Book Stores of the Catskills

© J.N. Urbanski – Usage prohibited without consent

I’ve been in the Catskills for 18 months, leaving once or twice on occasion, but only for a few hours. For a frequent, avid traveller this is something of a record. I’m used to getting on planes and escaping whenever I feel like it, but as a writer, I also know we can travel through books. Wherever I have travelled, I have always bought a couple of books from the local used bookstore, and I always leave a book in my hotel room or rental.

Last week, I joked with a friend that one day books might be obsolete because they provide only words, not video: your imagination must provide the rest. I hope this isn’t true. I know at least one person who credits his imagination to a love of books in his early life. It’s my goal to read all the books and one day have a book barn and reading room, but until then I would recommend a book tour of the Catskills.

Although there are book sellers, there are very few book stores within the boundary of Catskill Park, in the midst of the mountains where Upstate Dispatch is based (the so-called “blue line”), our side of the Hudson River. Technically, there may be only two: The Golden Notebook in Woodstock (open all week). Woodstock is the quintessential Catskills town through which every local should take an early evening stroll at least once a year for the sheer romance alone. If you’re in love with a book nerd, spend all afternoon in the Golden Notebook, then treat yourself to dinner (the fabulous Cucina is open all week) or ice-cream at Sweet Dreams, which is open all week.

Briars and Brambles Books, Windham

© Briar and Bramble Books

Update: This book store is on the list to visit. It’s open all week. Watch this space.

On the outskirts of the Catskills, there are book stores in major town on your way into the heart of the Catskills. Please stop at one when you visit. As one owner told me yesterday: “you don’t make any money from the books. You have to offer the gift items too”, so buy a coffee, eat a pastry, read a book.
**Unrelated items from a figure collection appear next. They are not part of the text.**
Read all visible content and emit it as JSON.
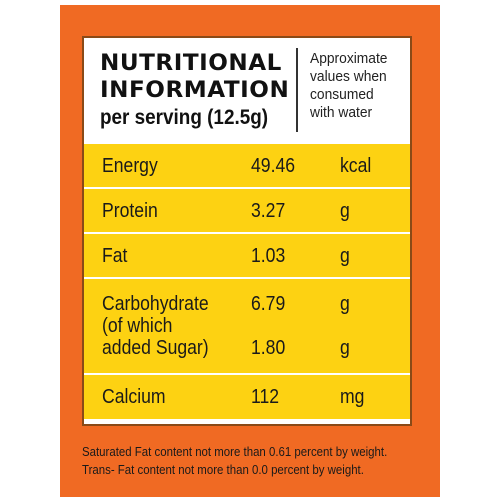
{
  "label": {
    "title_line1": "NUTRITIONAL",
    "title_line2": "INFORMATION",
    "serving": "per serving (12.5g)",
    "note_lines": [
      "Approximate",
      "values when",
      "consumed",
      "with water"
    ]
  },
  "nutrients": [
    {
      "name": "Energy",
      "value": "49.46",
      "unit": "kcal"
    },
    {
      "name": "Protein",
      "value": "3.27",
      "unit": "g"
    },
    {
      "name": "Fat",
      "value": "1.03",
      "unit": "g"
    },
    {
      "name_lines": [
        "Carbohydrate",
        "(of which",
        "added Sugar)"
      ],
      "value": "6.79",
      "unit": "g",
      "sub_value": "1.80",
      "sub_unit": "g"
    },
    {
      "name": "Calcium",
      "value": "112",
      "unit": "mg"
    }
  ],
  "footer": {
    "line1": "Saturated Fat content not more than 0.61 percent by weight.",
    "line2": "Trans- Fat content not more than 0.0 percent by weight."
  },
  "colors": {
    "panel": "#f06a23",
    "table_row": "#fdd212",
    "header_bg": "#ffffff"
  }
}
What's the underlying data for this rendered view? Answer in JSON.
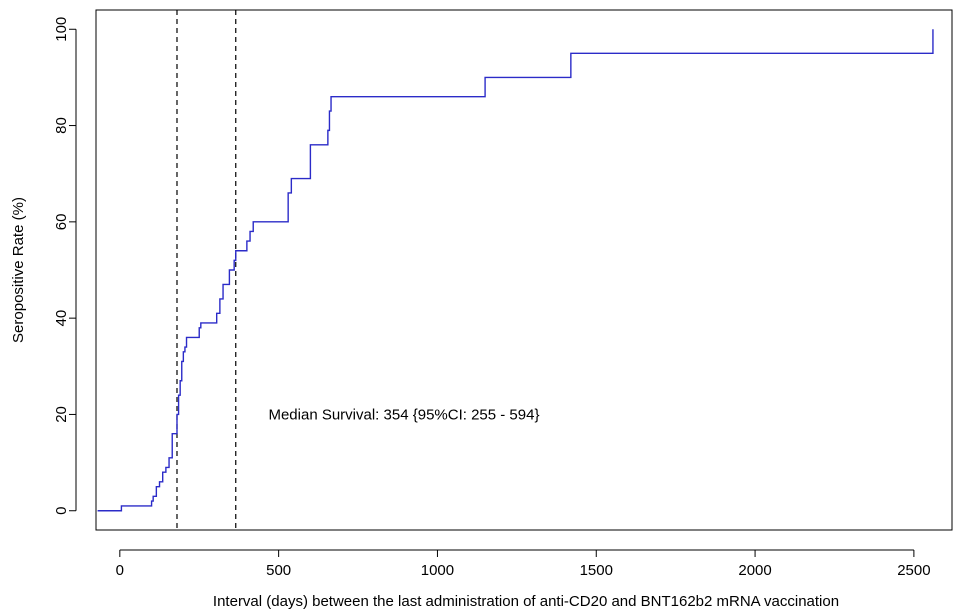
{
  "chart_data": {
    "type": "line",
    "title": "",
    "xlabel": "Interval (days) between the last administration of anti-CD20 and BNT162b2 mRNA vaccination",
    "ylabel": "Seropositive Rate (%)",
    "xlim": [
      -75,
      2620
    ],
    "ylim": [
      -4,
      104
    ],
    "x_ticks": [
      0,
      500,
      1000,
      1500,
      2000,
      2500
    ],
    "y_ticks": [
      0,
      20,
      40,
      60,
      80,
      100
    ],
    "grid": false,
    "legend": "none",
    "series": [
      {
        "step": true,
        "color": "#2b2bc8",
        "x": [
          -70,
          5,
          95,
          100,
          105,
          115,
          125,
          135,
          145,
          155,
          165,
          175,
          180,
          185,
          190,
          195,
          200,
          205,
          210,
          220,
          250,
          255,
          300,
          305,
          315,
          325,
          345,
          355,
          360,
          365,
          370,
          400,
          410,
          420,
          525,
          530,
          540,
          590,
          600,
          650,
          655,
          660,
          665,
          670,
          1145,
          1150,
          1415,
          1420,
          2555,
          2560
        ],
        "y": [
          0,
          1,
          1,
          2,
          3,
          5,
          6,
          8,
          9,
          11,
          16,
          16,
          20,
          24,
          27,
          31,
          33,
          34,
          36,
          36,
          38,
          39,
          39,
          41,
          44,
          47,
          50,
          50,
          52,
          54,
          54,
          56,
          58,
          60,
          60,
          66,
          69,
          69,
          76,
          76,
          79,
          83,
          86,
          86,
          86,
          90,
          90,
          95,
          95,
          100
        ]
      }
    ],
    "vlines": [
      180,
      365
    ],
    "annotations": [
      {
        "text": "Median Survival: 354 {95%CI: 255 - 594}",
        "x": 468,
        "y": 20
      }
    ]
  }
}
Schedule chores and errands around a book store to relieve the boredom.

The Green Toad Book Store, Oneonta

(Pictured top) For a bookworm, there’s something magical about finding yourself on a deserted Main Street mid-week in the early dusk of autumn. It’s as if you’re getting a personal tour through history like you’re in an empty museum. To then chance on the welcoming lights of a book shop makes the experience even more memorable. The Green Toad in Oneonta, which is also open all week except Sundays from 9am to 7pm, is accompanied on Main Street by some wonderful restaurants, so if you’re driving in from the north or west, you can eat curry or shop in the market before strolling back to your car. Parking on Main Street is free. If you’re visiting during the day, there is a coffee shop connected to the book shop by an internal door. Not only is The Green Toad is packed to bursting with books, it’s filled with gifts and cards. Books: The Overstory by Richard Powers and Kitchen Confidential by Anthony Bourdain.
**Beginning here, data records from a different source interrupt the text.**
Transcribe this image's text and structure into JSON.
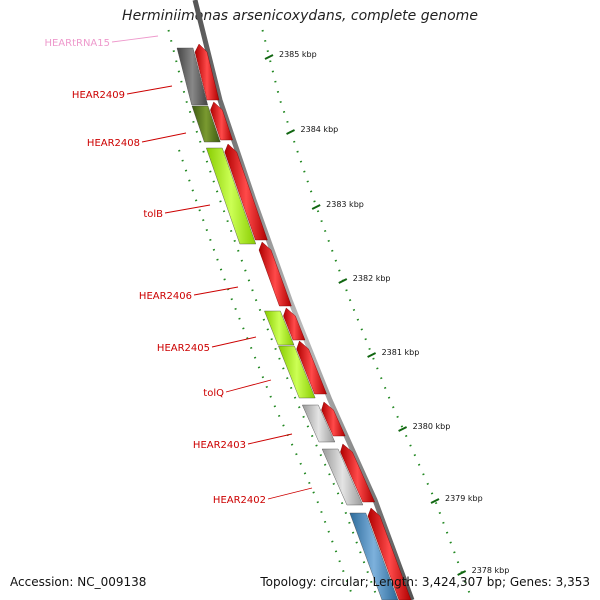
{
  "title": "Herminiimonas arsenicoxydans, complete genome",
  "footer": {
    "accession": "Accession: NC_009138",
    "summary": "Topology: circular; Length: 3,424,307 bp; Genes: 3,353"
  },
  "ruler": {
    "ticks": [
      {
        "label": "2385 kbp",
        "kbp": 2385
      },
      {
        "label": "2384 kbp",
        "kbp": 2384
      },
      {
        "label": "2383 kbp",
        "kbp": 2383
      },
      {
        "label": "2382 kbp",
        "kbp": 2382
      },
      {
        "label": "2381 kbp",
        "kbp": 2381
      },
      {
        "label": "2380 kbp",
        "kbp": 2380
      },
      {
        "label": "2379 kbp",
        "kbp": 2379
      },
      {
        "label": "2378 kbp",
        "kbp": 2378
      }
    ]
  },
  "colors": {
    "backbone": "#8a8a8a",
    "reverse_strand": "#ee1111",
    "label_red": "#cc0000",
    "label_pink": "#ee99cc",
    "dots": "#228822"
  },
  "genes": [
    {
      "label": "HEARtRNA15",
      "color": "#ee99cc"
    },
    {
      "label": "HEAR2409",
      "color": "#cc0000"
    },
    {
      "label": "HEAR2408",
      "color": "#cc0000"
    },
    {
      "label": "tolB",
      "color": "#cc0000"
    },
    {
      "label": "HEAR2406",
      "color": "#cc0000"
    },
    {
      "label": "HEAR2405",
      "color": "#cc0000"
    },
    {
      "label": "tolQ",
      "color": "#cc0000"
    },
    {
      "label": "HEAR2403",
      "color": "#cc0000"
    },
    {
      "label": "HEAR2402",
      "color": "#cc0000"
    }
  ]
}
Rough Draft Books, Kingston

© J.N. Urbanski – Usage prohibited without consent

Rough Draft, open all week, situated on a historic crossroads in Kingston, is half-coffee house and half bookshop with a large coffee bar, lots of inside seating, wide range of beverages and snacks, but most noteworthy for parents: quite a large percentage of the books seemed to be devoted to children’s books with a rug for them to sit on. If you’re coming up from New York City on a Friday night you can bring the children here for a pit-stop until 8pm. Local parking is metered. Books bought: World Travel by Anthony Bourdain, Eat Pray Love by Elizabeth Gilbert, and I Eat Poop (essential reading) by Mark Pett.

On the Trailways Bus Route, Barner Books in New Paltz is open all week from 10am to 6pm. Also Inquiring Minds, in both New Paltz and Saugerties locations, is open all week according to the website. There is also Our Bookshop in Saugerties. In Rosendale: Postmark Books.

On the Hudson Valley Amtrak line and off the I-87: Magpie Books in Catskill & Spotty Dog Books & Ale in Hudson.

There’s also a book village in Hobart that’s not in the mountains, but within the Watershed boundary, only open on the weekends.

As opening hours change with seasons and the weather going into winter, please double check the websites, or call ahead to confirm days or times.